Cars are less likely to stop when people of color step into intersections, a study says. That may partly explain why there are higher levels of pedestrian deaths among racial minority communities.
DAVID GREENE, HOST:
Thousands of pedestrians in the United States are killed each year in traffic accidents. And researchers have noticed that people of color are more likely than whites to be victims. To understand what might be happening here, we're joined by NPR's social science correspondent Shankar Vedantam. Shankar, welcome back.
SHANKAR VEDANTAM, BYLINE: Hi, David.
GREENE: So what is explaining this disparity?
VEDANTAM: Well, researchers have been trying to tease apart this question for quite some time, David. Why are people of color as a proportion to their share of the population more likely to be pedestrian fatalities in these car crashes? There are lots of possible explanations. One is that people of color are just more likely to be pedestrians, or it might be that minority neighborhoods have less safe traffic intersections.
I was speaking with Courtney Coughenour. She's a public health researcher at the University of Nevada in Las Vegas. She told me she got interested in this question partly because of what she sees around her. We were talking in late December, and she told me how 2016 was shaping up in comparison to 2015 in terms of pedestrian fatalities in Las Vegas.
COURTNEY COUGHENOUR: We have a really big problem with pedestrian injuries here. In fact, currently we're in an epidemic of pedestrian injuries in our city. Sadly, almost daily you hear about people being struck. Our numbers are currently up. Right now, I mean, we're almost at the end of the year so by the end of the year this year it's projected that we're going to well surpass the number of pedestrian fatalities that we had last year.
GREENE: OK, Shankar, so she sees this problem, a growing problem in the city of Las Vegas, and she decides to dig deeper.
COUGHENOUR: That's right. She decides to conduct an experiment. It's really very simple, David. She wanted to see whether the race of pedestrians has any effect on the behavior of drivers in Las Vegas. Along with her co-authors, she had research assistant step into intersections at crosswalks while other researchers measured where the cars stopped for them.

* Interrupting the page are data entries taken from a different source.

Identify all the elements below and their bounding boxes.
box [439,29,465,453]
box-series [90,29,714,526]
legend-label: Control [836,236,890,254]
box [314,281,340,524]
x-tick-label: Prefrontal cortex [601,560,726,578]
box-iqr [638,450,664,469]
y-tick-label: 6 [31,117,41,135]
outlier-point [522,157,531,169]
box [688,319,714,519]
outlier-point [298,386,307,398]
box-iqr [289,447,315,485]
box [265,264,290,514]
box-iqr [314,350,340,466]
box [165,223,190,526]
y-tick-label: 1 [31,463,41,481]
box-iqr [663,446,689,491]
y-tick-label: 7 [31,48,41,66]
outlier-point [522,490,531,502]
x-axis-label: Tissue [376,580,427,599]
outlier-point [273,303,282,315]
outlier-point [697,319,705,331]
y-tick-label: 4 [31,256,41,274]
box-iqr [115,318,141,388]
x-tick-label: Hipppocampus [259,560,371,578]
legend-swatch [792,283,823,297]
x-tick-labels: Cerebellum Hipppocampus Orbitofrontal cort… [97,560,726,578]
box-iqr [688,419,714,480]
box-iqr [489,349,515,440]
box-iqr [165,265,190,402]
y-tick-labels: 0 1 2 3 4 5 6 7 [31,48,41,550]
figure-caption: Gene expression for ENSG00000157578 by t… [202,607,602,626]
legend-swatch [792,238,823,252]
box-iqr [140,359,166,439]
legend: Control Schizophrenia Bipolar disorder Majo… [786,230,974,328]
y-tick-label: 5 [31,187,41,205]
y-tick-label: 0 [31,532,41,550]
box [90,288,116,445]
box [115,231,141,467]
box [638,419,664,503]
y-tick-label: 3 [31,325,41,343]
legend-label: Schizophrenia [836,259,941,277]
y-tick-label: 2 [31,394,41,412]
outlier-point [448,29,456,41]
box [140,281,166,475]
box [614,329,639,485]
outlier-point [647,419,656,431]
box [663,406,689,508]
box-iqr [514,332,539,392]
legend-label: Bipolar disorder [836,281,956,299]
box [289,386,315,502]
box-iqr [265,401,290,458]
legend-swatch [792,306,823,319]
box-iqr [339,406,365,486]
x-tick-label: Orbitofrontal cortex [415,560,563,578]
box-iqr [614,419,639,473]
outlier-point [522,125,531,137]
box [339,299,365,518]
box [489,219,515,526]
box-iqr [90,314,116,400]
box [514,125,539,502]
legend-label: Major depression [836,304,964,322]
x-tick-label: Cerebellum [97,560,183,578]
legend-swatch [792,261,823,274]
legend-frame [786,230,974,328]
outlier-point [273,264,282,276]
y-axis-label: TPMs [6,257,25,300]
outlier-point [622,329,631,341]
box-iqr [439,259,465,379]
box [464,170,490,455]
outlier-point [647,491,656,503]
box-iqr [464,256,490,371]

According to law, if you have a pedestrian in a crosswalk in your half of the road in Las Vegas, you're supposed to stop. Now, here's the real heart of the study, David. One of the pedestrians they had walking across these crosswalks was white and the other one was black. Here's Coughenour on what they found.
COUGHENOUR: Cars were less likely to yield to the African-American pedestrian when they were in the roadway compared to the white pedestrian. It was a significant difference.
GREENE: So race did matter. I mean, are we able to conclude from this that drivers have some sort of bias here?
VEDANTAM: You know, I think it's fair to say that the study does show that there is a driver bias. We don't know whether that bias is conscious or unconscious. It seems like this might be one of the factors that could be driving the disparity in pedestrian fatalities across the United States. Obviously this one study can't answer that question because even though there are thousands of pedestrian deaths every year, these incidents are still relatively rare. So you would need a very, very large study to detect a relationship between driver bias and pedestrian fatalities.
One of the interesting things that this study found, David, was that driver behavior was not uniform in all parts of the city. The researchers ran the experiment both in a high-income neighborhood and in a low-income neighborhood. They found, as other research by Dacher Keltner the University of California has found, drivers in the rich neighborhood were less likely to stop for pedestrians than drivers in the poor neighborhood.
GREENE: So a lot of factors could be at play here.
VEDANTAM: Potentially.
GREENE: OK. Thanks, Shankar, as always.
VEDANTAM: Thank you, David.
GREENE: That is Shankar Vedantam. He is NPR's social science correspondent. And he is the host of a podcast that explores the unseen patterns in human behavior, it's called Hidden Brain.